On March 18, 2016, the CT DPH has reported confirmed the first case of Zika virus in the state.
According to the World Health Organization (WHO), the Zika virus is a disease that is caused by transmission of Aedes mosquitos and can be found in urban and tropical areas. Zika is in the same family of viruses that cause dengue, yellow fever, and chickungunya. The disease can be sexually transmitted from a man to his sex partners, and is found to be present longer in semen than in blood. It is still unknown whether or not the virus can be sexually transmitted from a woman. Agencies investigating the Zika outbreaks are finding a great deal of information about the relationship between the virus and microcephaly; and exploration is ongoing to see how likely it is that the virus will affect pregnancy and cause harm or birth defects to the fetus.
Not everyone who is infected with Zika virus feels sick or has symptoms.
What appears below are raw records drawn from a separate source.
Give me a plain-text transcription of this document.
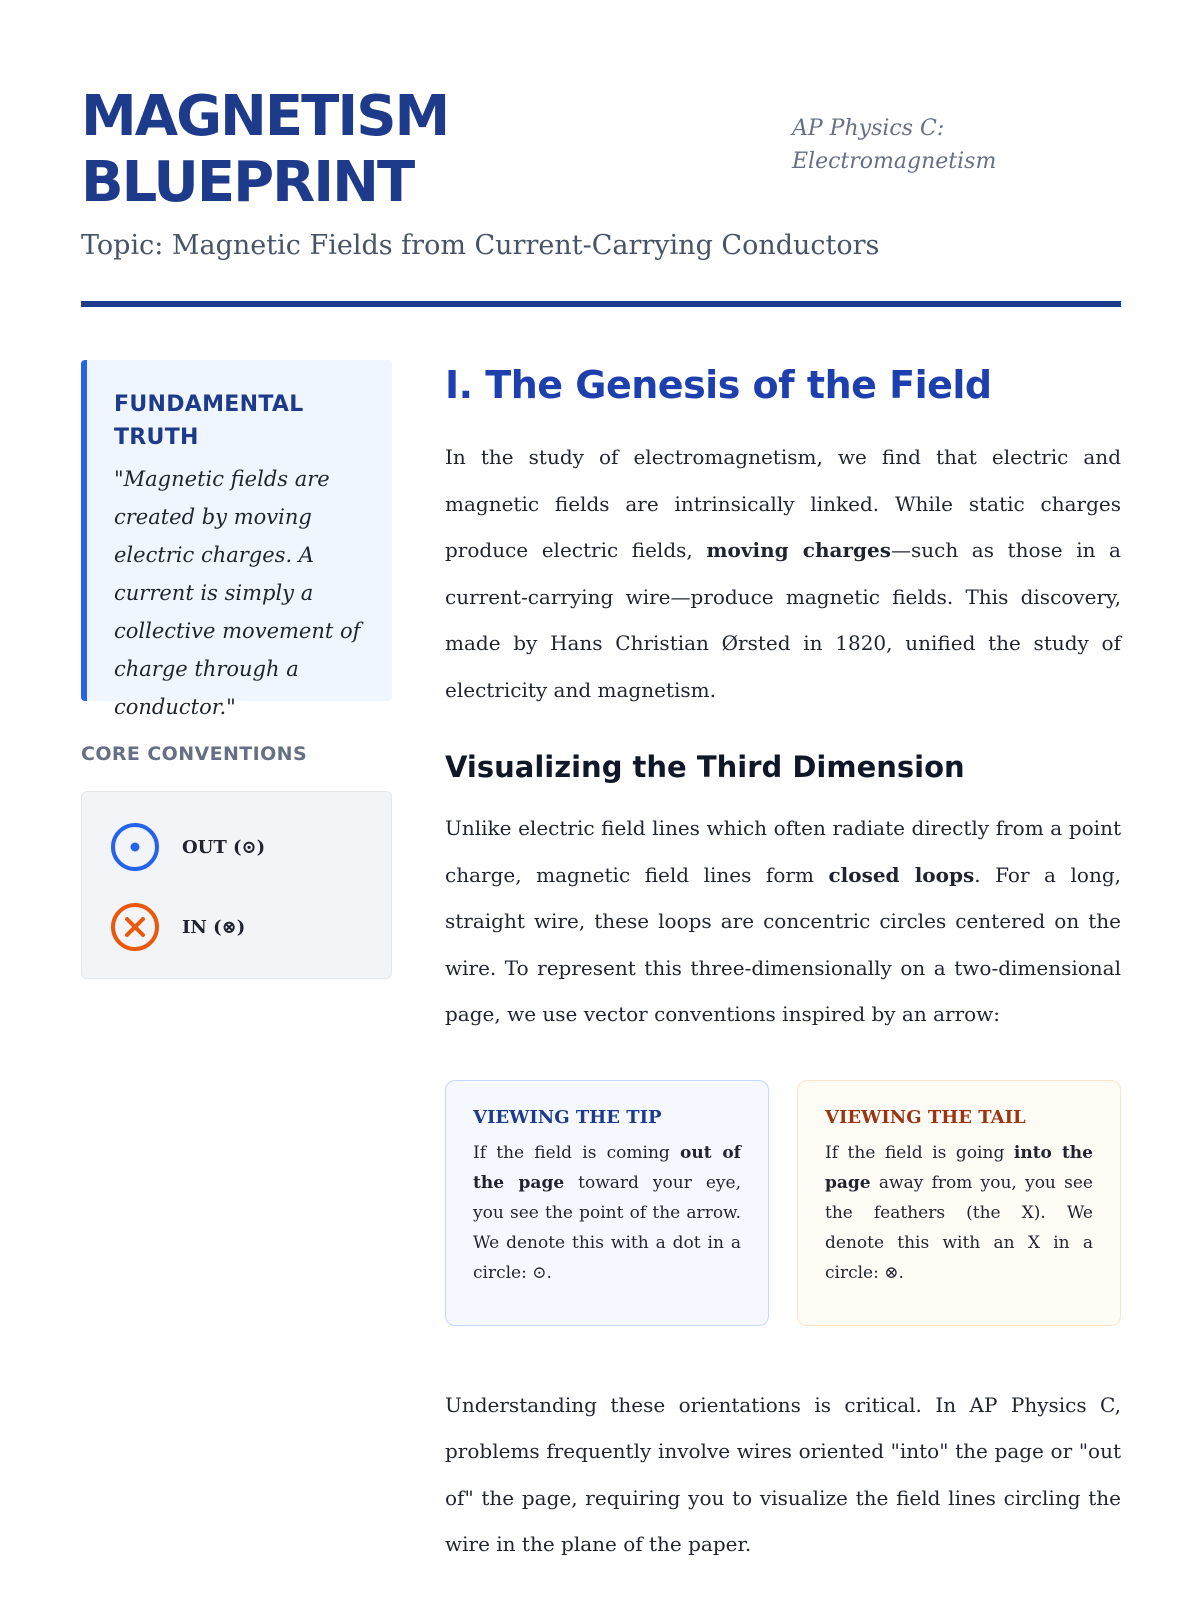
MAGNETISM
BLUEPRINT
AP Physics C:
Electromagnetism
Topic: Magnetic Fields from Current-Carrying Conductors
FUNDAMENTAL
TRUTH

"Magnetic fields are created by moving electric charges. A current is simply a collective movement of charge through a conductor."

CORE CONVENTIONS
OUT (⊙)
IN (⊗)
I. The Genesis of the Field

In the study of electromagnetism, we find that electric and magnetic fields are intrinsically linked. While static charges produce electric fields, moving charges—such as those in a current-carrying wire—produce magnetic fields. This discovery, made by Hans Christian Ørsted in 1820, unified the study of electricity and magnetism.

Visualizing the Third Dimension

Unlike electric field lines which often radiate directly from a point charge, magnetic field lines form closed loops. For a long, straight wire, these loops are concentric circles centered on the wire. To represent this three-dimensionally on a two-dimensional page, we use vector conventions inspired by an arrow:

VIEWING THE TIP

If the field is coming out of the page toward your eye, you see the point of the arrow. We denote this with a dot in a circle: ⊙.

VIEWING THE TAIL

If the field is going into the page away from you, you see the feathers (the X). We denote this with an X in a circle: ⊗.

Understanding these orientations is critical. In AP Physics C, problems frequently involve wires oriented "into" the page or "out of" the page, requiring you to visualize the field lines circling the wire in the plane of the paper.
Research has shown that infected individuals will mostly have mild symptoms such as: fever, rash, joint pain, muscle aches, and a headache. The incubation period for the virus is about one week, and the illness lasts another week before it’s cleared from the bloodstream.
What is Microcephaly?
According to the CDC, Microcephaly is a significant birth defect that has a variety of symptoms depending on the severity or state of the condition. Some of these symptoms include but not limited to:
• Developmental Delays (speech, psychological, and physical complications)
• Inability to learn daily life skills
• Movement and balance
• Difficulty swallowing and other eating concerns
• Loss of hearing
• Difficulty with visual acuity
The CDC has notified clinicians across the United States to revise their protocols making sure they are asking their patients about recent travel outside of the U.S. specifically to countries in South America, Central America, and The Caribbean.
Travel Recommendations/ Restrictions
It is preferred that women who are or may soon become pregnant should not travel to countries with Zika transmission due to the risk of the baby. If you do plan on traveling, the CDC provides on their site a list of countries for spring break getaways.
Keep in mind, if you are planning to become pregnant, it is highly recommended to wait until after you return from your trip and that you are outside that window of infection, which is two weeks after you return back to your home. On the CDC’s webpage, it has been reported that the Zika Virus will not cause infections in the baby conceived after the mother has recovered from the illness.
Infection Control Precautionary Measures
If you are planning to travel, take precautions to minimize the risk of getting a mosquito bite. Below are some suggestions that should be put into consideration.
• Wear long sleeve clothing that covers skin.
• Use insect repellent as directed by the product’s manufacturer.
• Reapply as indicated on the instructions.
• Do not apply to children younger than two months.
• Do not use on the hands, mouth, cuts or on open skin tears of children.
• Avoid getting sun-burns by applying sunscreen and then insect repellent.
• Avoid having insects indoors.
• All windows should have screens or mosquito nets on them.
• If camping, using permethrin-treated bed nets when sleeping, because mosquitoes do come out at night.
If you feel ill, see your Primary Care Doctor.
• Don’t take aspirin or non-steroidal anti-flammatory medications.
• To manage fever, use Acetaminophin (Tylenol).
• If you suspect having the Zika Virus, avoid areas of mosquitoes where you can put yourself at a higher risk of getting bit.